Now some of you are thinking, well hey, better than nothing! Well fine, if the alternative is in fact NOTHING. But remember, you can't freelance (have more than one agent) in Los Angeles. So a regular agent that is interested in really signing you won't be ok with you also having your Hip-Pocket agent occasionally throwing you out on things, so a hip-pocket only is possible for those with zero rep. And an actor would have to be pretty silly to value an occasional submission over trying to find an agent that really wants to sign them and submit them on everything to everyone everyday!
So a bit of advice: If an important agent is interested in seeing you develop, the best thing you can do is drum up all the work on your own you can with another agent (sorry other agent) and keep them updated on your progress. Don't wait for someone that can't sign you to help you. And don't write to an agent asking them to hip-pocket you... yech!
The good news is next time someone brags to you they are being "hip-pocketed by someone at William Morris" you can yawn and say, really? How fabulous. And yawn again.

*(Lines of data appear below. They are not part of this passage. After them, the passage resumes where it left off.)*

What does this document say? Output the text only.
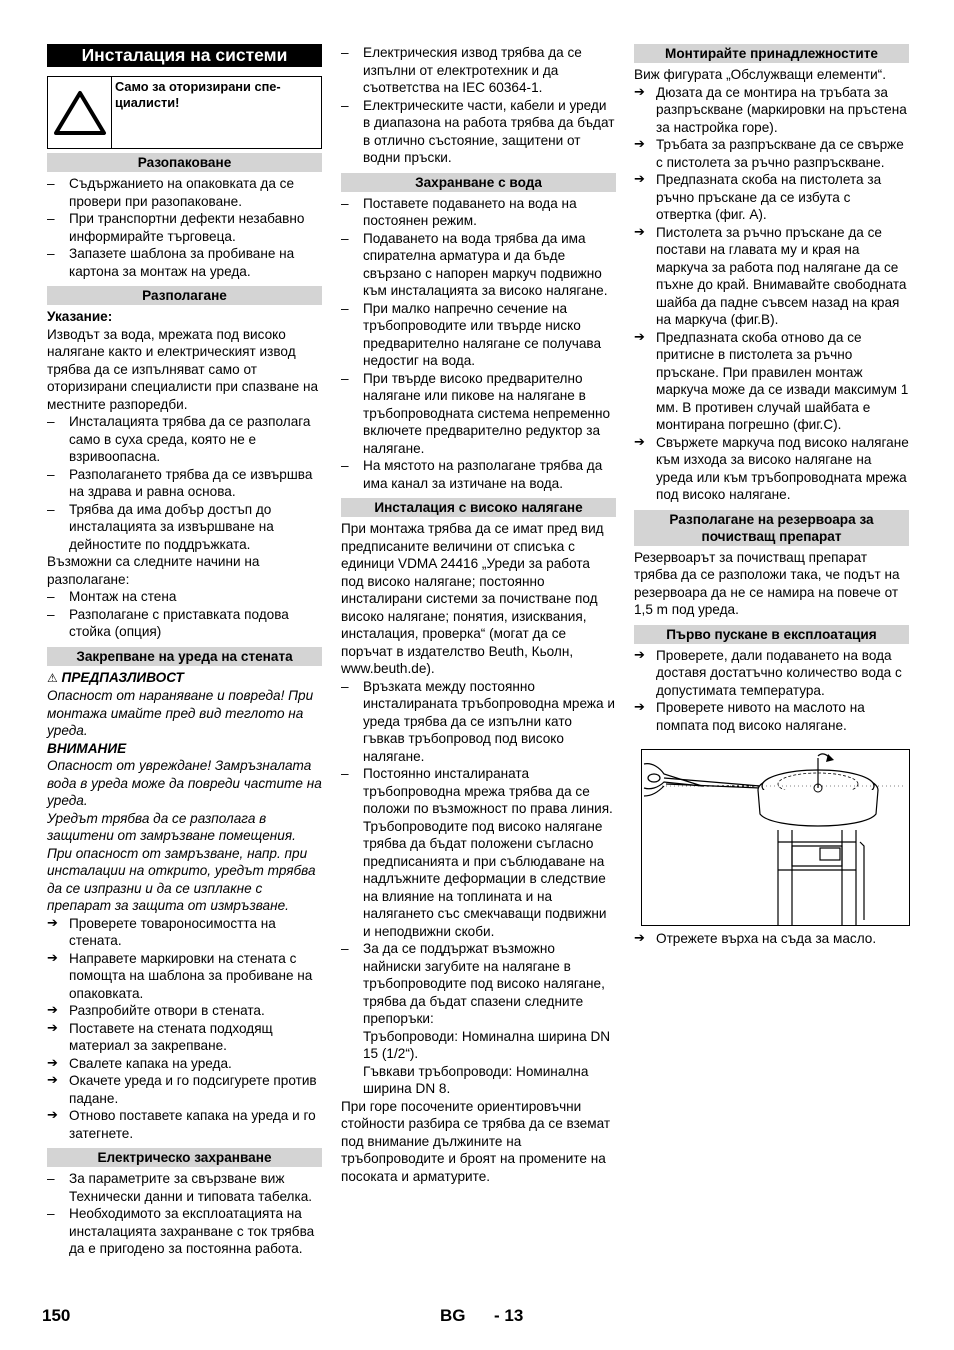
Инсталация на системи
Само за оторизирани спе-
циалисти!
Разопаковане
– Съдържанието на опаковката да се провери при разопаковане.
– При транспортни дефекти незабавно информирайте търговеца.
– Запазете шаблона за пробиване на картона за монтаж на уреда.
Разполагане

Указание:

Изводът за вода, мрежата под високо налягане както и електрическият извод трябва да се изпълняват само от оторизирани специалисти при спазване на местните разпоредби.

– Инсталацията трябва да се разполага само в суха среда, която не е взривоопасна.
– Разполагането трябва да се извършва на здрава и равна основа.
– Трябва да има добър достъп до инсталацията за извършване на дейностите по поддръжката.

Възможни са следните начини на разполагане:

– Монтаж на стена
– Разполагане с приставката подова стойка (опция)
Закрепване на уреда на стената

⚠ ПРЕДПАЗЛИВОСТ

Опасност от нараняване и повреда! При монтажа имайте пред вид теглото на уреда.

ВНИМАНИЕ

Опасност от увреждане! Замръзналата вода в уреда може да повреди частите на уреда.

Уредът трябва да се разполага в защитени от замръзване помещения. При опасност от замръзване, напр. при инсталации на открито, уредът трябва да се изпразни и да се изплакне с препарат за защита от измръзване.

➔ Проверете товароносимостта на стената.
➔ Направете маркировки на стената с помощта на шаблона за пробиване на опаковката.
➔ Разпробийте отвори в стената.
➔ Поставете на стената подходящ материал за закрепване.
➔ Свалете капака на уреда.
➔ Окачете уреда и го подсигурете против падане.
➔ Отново поставете капака на уреда и го затегнете.
Електрическо захранване
– За параметрите за свързване виж Технически данни и типовата табелка.
– Необходимото за експлоатацията на инсталацията захранване с ток трябва да е пригодено за постоянна работа.
– Електрическия извод трябва да се изпълни от електротехник и да съответства на IEC 60364-1.
– Електрическите части, кабели и уреди в диапазона на работа трябва да бъдат в отлично състояние, защитени от водни пръски.
Захранване с вода
– Поставете подаването на вода на постоянен режим.
– Подаването на вода трябва да има спирателна арматура и да бъде свързано с напорен маркуч подвижно към инсталацията за високо налягане.
– При малко напречно сечение на тръбопроводите или твърде ниско предварително налягане се получава недостиг на вода.
– При твърде високо предварително налягане или пикове на налягане в тръбопроводната система непременно включете предварително редуктор за налягане.
– На мястото на разполагане трябва да има канал за изтичане на вода.
Инсталация с високо налягане

При монтажа трябва да се имат пред вид предписаните величини от списъка с единици VDMA 24416 „Уреди за работа под високо налягане; постоянно инсталирани системи за почистване под високо налягане; понятия, изисквания, инсталация, проверка“ (могат да се поръчат в издателство Beuth, Кьолн, www.beuth.de).

– Връзката между постоянно инсталираната тръбопроводна мрежа и уреда трябва да се изпълни като гъвкав тръбопровод под високо налягане.
– Постоянно инсталираната тръбопроводна мрежа трябва да се положи по възможност по права линия. Тръбопроводите под високо налягане трябва да бъдат положени съгласно предписанията и при съблюдаване на надлъжните деформации в следствие на влияние на топлината и на налягането със смекчаващи подвижни и неподвижни скоби.
– За да се поддържат възможно найниски загубите на налягане в тръбопроводите под високо налягане, трябва да бъдат спазени следните препоръки:

Тръбопроводи: Номинална ширина DN 15 (1/2“).

Гъвкави тръбопроводи: Номинална ширина DN 8.

При горе посочените ориентировъчни стойности разбира се трябва да се вземат под внимание дължините на тръбопроводите и броят на промените на посоката и арматурите.

Монтирайте принадлежностите

Виж фигурата „Обслужващи елементи“.

➔ Дюзата да се монтира на тръбата за разпръскване (маркировки на пръстена за настройка горе).
➔ Тръбата за разпръскване да се свърже с пистолета за ръчно разпръскване.
➔ Предпазната скоба на пистолета за ръчно пръскане да се избута с отвертка (фиг. A).
➔ Пистолета за ръчно пръскане да се постави на главата му и края на маркуча за работа под налягане да се пъхне до край. Внимавайте свободната шайба да падне съвсем назад на края на маркуча (фиг.B).
➔ Предпазната скоба отново да се притисне в пистолета за ръчно пръскане. При правилен монтаж маркуча може да се извади максимум 1 мм. В противен случай шайбата е монтирана погрешно (фиг.C).
➔ Свържете маркуча под високо налягане към изхода за високо налягане на уреда или към тръбопроводната мрежа под високо налягане.
Разполагане на резервоара за почистващ препарат

Резервоарът за почистващ препарат трябва да се разположи така, че подът на резервоара да не се намира на повече от 1,5 m под уреда.

Първо пускане в експлоатация
➔ Проверете, дали подаването на вода доставя достатъчно количество вода с допустимата температура.
➔ Проверете нивото на маслото на помпата под високо налягане.
➔ Отрежете върха на съда за масло.
150	BG - 13
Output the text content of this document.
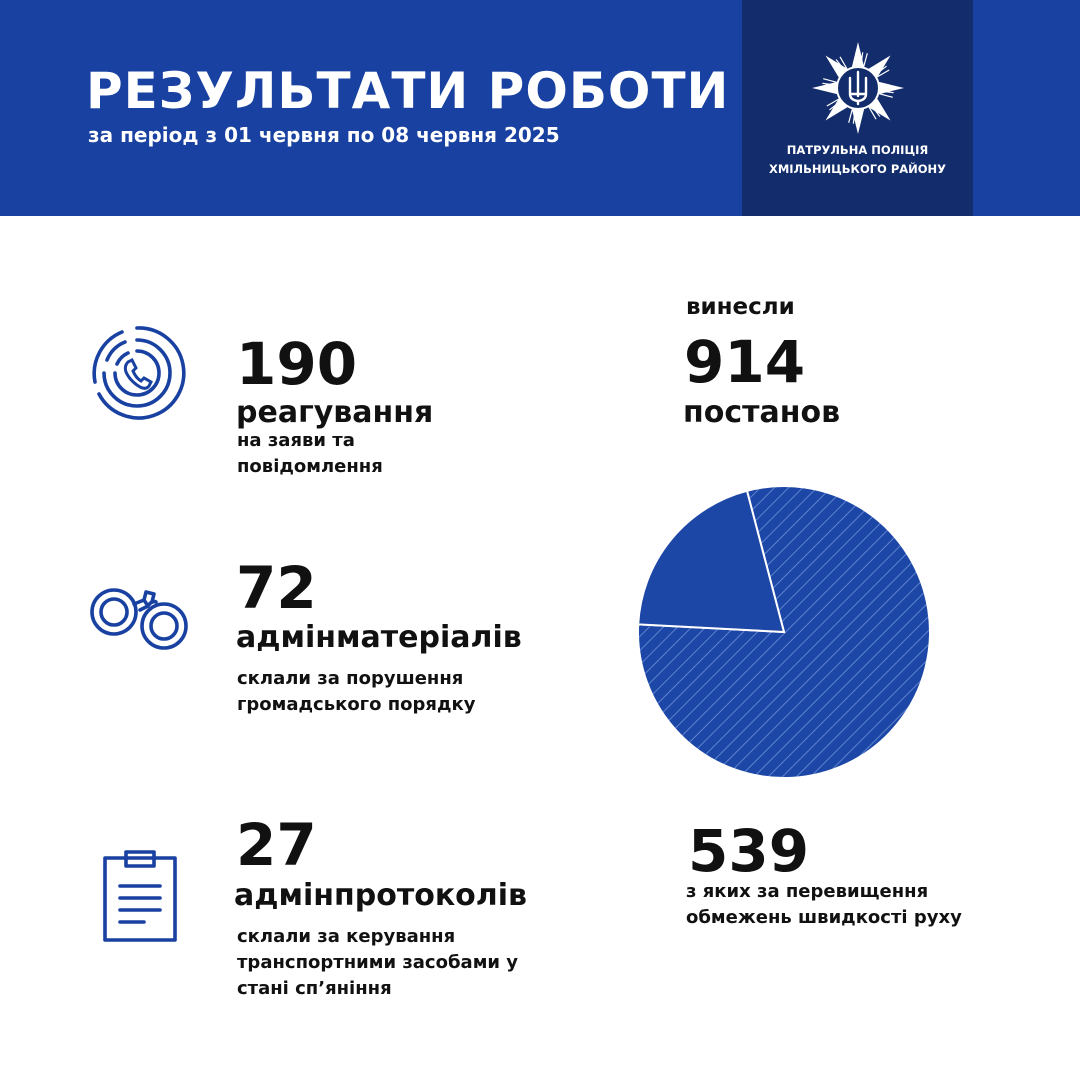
РЕЗУЛЬТАТИ РОБОТИ
за період з 01 червня по 08 червня 2025
ПАТРУЛЬНА ПОЛІЦІЯ
ХМІЛЬНИЦЬКОГО РАЙОНУ
190
реагування
на заяви та
повідомлення
72
адмінматеріалів
склали за порушення
громадського порядку
27
адмінпротоколів
склали за керування
транспортними засобами у
стані сп’яніння
винесли
914
постанов
539
з яких за перевищення
обмежень швидкості руху
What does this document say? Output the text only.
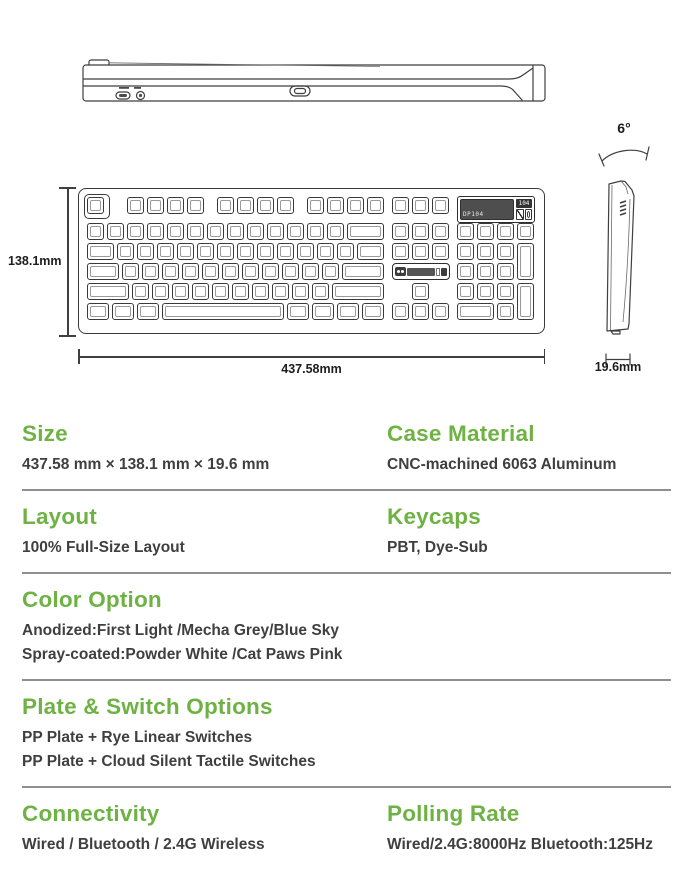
DP104
104
138.1mm
437.58mm
6°
19.6mm
Size
437.58 mm × 138.1 mm × 19.6 mm
Case Material
CNC-machined 6063 Aluminum
Layout
100% Full-Size Layout
Keycaps
PBT, Dye-Sub
Color Option
Anodized:First Light /Mecha Grey/Blue Sky
Spray-coated:Powder White /Cat Paws Pink
Plate & Switch Options
PP Plate + Rye Linear Switches
PP Plate + Cloud Silent Tactile Switches
Connectivity
Wired / Bluetooth / 2.4G Wireless
Polling Rate
Wired/2.4G:8000Hz Bluetooth:125Hz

(point of clarification: If you have an agent that didn't have you sign a contract that does NOT mean you are only hip-pocketed by them. Some agents don't make you sign a contract, its an individual agency preference, but they still represent you with full commitment and expect the same in return. If someone offers you representation, that's a pretty good sign you are not a hip-pocket ;) But if you have concerns, you should ask your agent to clarify.)